ECONOMY – With sale of assets, Vale and Petrobrás are featured
Among the companies that reduced the net debt between June 2016 and June of this year, two Brazilian giants – Vale and Petrobrás – stand out. Pressured by a high degree of leverage, both have been divesting assets to generate cash and relieve debt. The result of this movement was a retraction of 11.15% in the net debt of the oil company and of 17.5% in that of the mining company, according to data from Economática. Petrobras, for example, sold its stake in the Carcará field in the Santos Basin pre-salt to the Norwegian Statoil for $ 2.5 billion. At the end of June, the Brazilian company amounted to R $ 295.3 billion in debt. At Vale, one of the largest operations was the sale of fertilizer assets to Mosaic for – also – $ 2.5 billion.
The company, which ended the second quarter of this year with $ 22.1 billion of net debt, plans to continue divesting in the coming months in an attempt to reach the debt target of $ 15 billion to $ 17 billion. According to the director of treasury and corporate finance of Vale, Sonia Zagury, in addition to the commercialization of assets, an improvement in the market and the end of a cycle of large investments also favored the company’s cash situation and, consequently, the net debt . “The improvement in China’s situation and ore prices has helped speed the debt reduction,” Sonia told the State via e-mail.
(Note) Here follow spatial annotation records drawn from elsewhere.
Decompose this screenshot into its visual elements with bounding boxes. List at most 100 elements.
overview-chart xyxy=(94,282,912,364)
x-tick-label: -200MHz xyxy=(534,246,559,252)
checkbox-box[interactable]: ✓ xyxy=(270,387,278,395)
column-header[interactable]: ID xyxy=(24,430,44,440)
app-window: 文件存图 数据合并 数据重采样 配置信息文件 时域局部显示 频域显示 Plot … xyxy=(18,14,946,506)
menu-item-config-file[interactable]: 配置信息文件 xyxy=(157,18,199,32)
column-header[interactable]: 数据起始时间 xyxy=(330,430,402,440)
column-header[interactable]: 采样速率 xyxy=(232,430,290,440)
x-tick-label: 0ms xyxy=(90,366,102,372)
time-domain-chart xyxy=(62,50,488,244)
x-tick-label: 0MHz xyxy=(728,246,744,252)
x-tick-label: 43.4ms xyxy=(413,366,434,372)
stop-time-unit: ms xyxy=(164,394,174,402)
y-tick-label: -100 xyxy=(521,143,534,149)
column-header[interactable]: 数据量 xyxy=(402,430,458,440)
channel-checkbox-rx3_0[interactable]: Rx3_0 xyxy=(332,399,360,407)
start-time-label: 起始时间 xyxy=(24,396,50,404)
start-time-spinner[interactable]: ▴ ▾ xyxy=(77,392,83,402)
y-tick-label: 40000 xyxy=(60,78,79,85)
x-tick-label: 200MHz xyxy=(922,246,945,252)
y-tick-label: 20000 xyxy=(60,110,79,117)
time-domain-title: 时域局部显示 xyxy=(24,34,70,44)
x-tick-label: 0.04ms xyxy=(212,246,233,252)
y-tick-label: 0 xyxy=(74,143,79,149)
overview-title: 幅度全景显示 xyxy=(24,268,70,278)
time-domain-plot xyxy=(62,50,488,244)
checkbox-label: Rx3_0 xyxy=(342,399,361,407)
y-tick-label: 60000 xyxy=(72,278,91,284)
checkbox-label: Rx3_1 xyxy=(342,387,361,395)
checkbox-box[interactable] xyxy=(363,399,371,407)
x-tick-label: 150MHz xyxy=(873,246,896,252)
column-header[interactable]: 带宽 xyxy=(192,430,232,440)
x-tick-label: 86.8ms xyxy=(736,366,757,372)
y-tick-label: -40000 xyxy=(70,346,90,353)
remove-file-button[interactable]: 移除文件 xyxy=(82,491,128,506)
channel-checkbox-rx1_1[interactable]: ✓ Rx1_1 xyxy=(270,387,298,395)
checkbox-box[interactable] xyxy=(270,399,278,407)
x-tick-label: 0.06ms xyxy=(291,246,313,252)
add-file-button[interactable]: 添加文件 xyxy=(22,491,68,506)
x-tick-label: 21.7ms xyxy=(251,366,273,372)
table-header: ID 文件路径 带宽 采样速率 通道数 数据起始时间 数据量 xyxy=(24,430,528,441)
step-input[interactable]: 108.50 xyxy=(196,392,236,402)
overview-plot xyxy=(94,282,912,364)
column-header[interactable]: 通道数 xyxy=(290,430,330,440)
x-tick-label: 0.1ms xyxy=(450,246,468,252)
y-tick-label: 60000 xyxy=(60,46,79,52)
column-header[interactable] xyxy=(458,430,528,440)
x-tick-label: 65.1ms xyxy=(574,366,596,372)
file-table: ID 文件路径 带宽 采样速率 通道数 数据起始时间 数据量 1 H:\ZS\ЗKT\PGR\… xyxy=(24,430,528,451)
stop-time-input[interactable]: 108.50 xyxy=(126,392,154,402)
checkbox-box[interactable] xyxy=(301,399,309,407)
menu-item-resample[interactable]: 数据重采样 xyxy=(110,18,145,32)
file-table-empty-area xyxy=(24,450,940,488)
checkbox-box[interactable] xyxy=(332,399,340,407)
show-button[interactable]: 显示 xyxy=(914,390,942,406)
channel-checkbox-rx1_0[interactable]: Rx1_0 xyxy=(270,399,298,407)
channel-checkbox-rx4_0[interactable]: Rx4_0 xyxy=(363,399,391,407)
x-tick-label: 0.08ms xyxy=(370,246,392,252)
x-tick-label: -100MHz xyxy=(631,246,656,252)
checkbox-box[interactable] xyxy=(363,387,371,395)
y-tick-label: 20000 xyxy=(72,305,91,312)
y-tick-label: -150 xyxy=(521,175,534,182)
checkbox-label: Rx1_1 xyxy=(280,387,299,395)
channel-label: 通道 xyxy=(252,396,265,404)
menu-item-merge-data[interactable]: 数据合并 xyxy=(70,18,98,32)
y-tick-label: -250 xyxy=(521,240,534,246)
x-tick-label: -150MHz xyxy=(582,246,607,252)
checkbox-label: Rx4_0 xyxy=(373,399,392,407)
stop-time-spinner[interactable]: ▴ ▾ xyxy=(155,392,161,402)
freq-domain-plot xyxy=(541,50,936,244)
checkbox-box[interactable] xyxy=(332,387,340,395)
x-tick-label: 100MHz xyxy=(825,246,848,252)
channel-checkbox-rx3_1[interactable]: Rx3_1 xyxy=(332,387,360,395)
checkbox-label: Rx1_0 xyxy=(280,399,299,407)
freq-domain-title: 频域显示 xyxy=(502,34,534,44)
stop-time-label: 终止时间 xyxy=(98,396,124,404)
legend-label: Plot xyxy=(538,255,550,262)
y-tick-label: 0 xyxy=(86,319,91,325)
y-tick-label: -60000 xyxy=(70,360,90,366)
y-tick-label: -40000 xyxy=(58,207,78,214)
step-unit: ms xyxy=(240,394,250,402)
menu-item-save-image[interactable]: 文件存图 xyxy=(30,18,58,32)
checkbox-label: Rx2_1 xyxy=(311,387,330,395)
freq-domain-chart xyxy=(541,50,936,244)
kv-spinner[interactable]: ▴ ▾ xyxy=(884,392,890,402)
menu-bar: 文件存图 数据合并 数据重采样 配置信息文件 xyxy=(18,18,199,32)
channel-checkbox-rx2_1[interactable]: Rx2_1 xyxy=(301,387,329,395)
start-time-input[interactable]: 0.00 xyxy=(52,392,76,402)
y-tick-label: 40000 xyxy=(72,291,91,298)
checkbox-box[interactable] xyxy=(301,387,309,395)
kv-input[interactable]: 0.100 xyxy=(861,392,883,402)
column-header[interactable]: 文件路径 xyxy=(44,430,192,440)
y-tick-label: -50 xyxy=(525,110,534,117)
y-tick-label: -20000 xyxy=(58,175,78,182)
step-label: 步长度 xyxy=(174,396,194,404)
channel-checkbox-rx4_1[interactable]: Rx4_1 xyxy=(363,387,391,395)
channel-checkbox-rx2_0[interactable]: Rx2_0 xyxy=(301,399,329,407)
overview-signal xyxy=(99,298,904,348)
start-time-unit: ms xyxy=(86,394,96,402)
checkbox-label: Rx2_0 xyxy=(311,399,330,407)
Unlike Vale, most Brazilian companies have not relied on the help of external factors to leverage cash and reduce debt. According to Renato Carvalho Franco, Íntegra’s partner in corporate restructuring, the reduction of companies’ liabilities has come from the sale of assets, the curb on investments to keep capital in cash and cut costs. “The ideal to reduce debt is to generate cash, but companies are not getting it. They have reduced investments to pay banks. “
The general director of business restructuring Alvarez & Marsal in Brazil, Marcelo Gomes, also believes that only cash generation can definitely improve companies’ debt levels. “For this, the economy needs to start recovering, but we’ve started this process already.” Factors such as falling inflation and falling interest also begin to help companies. “But their impact is slow.” Attempted, Petrobrás did not return the interview requests. The information is from the newspaper O Estado de S. Paulo.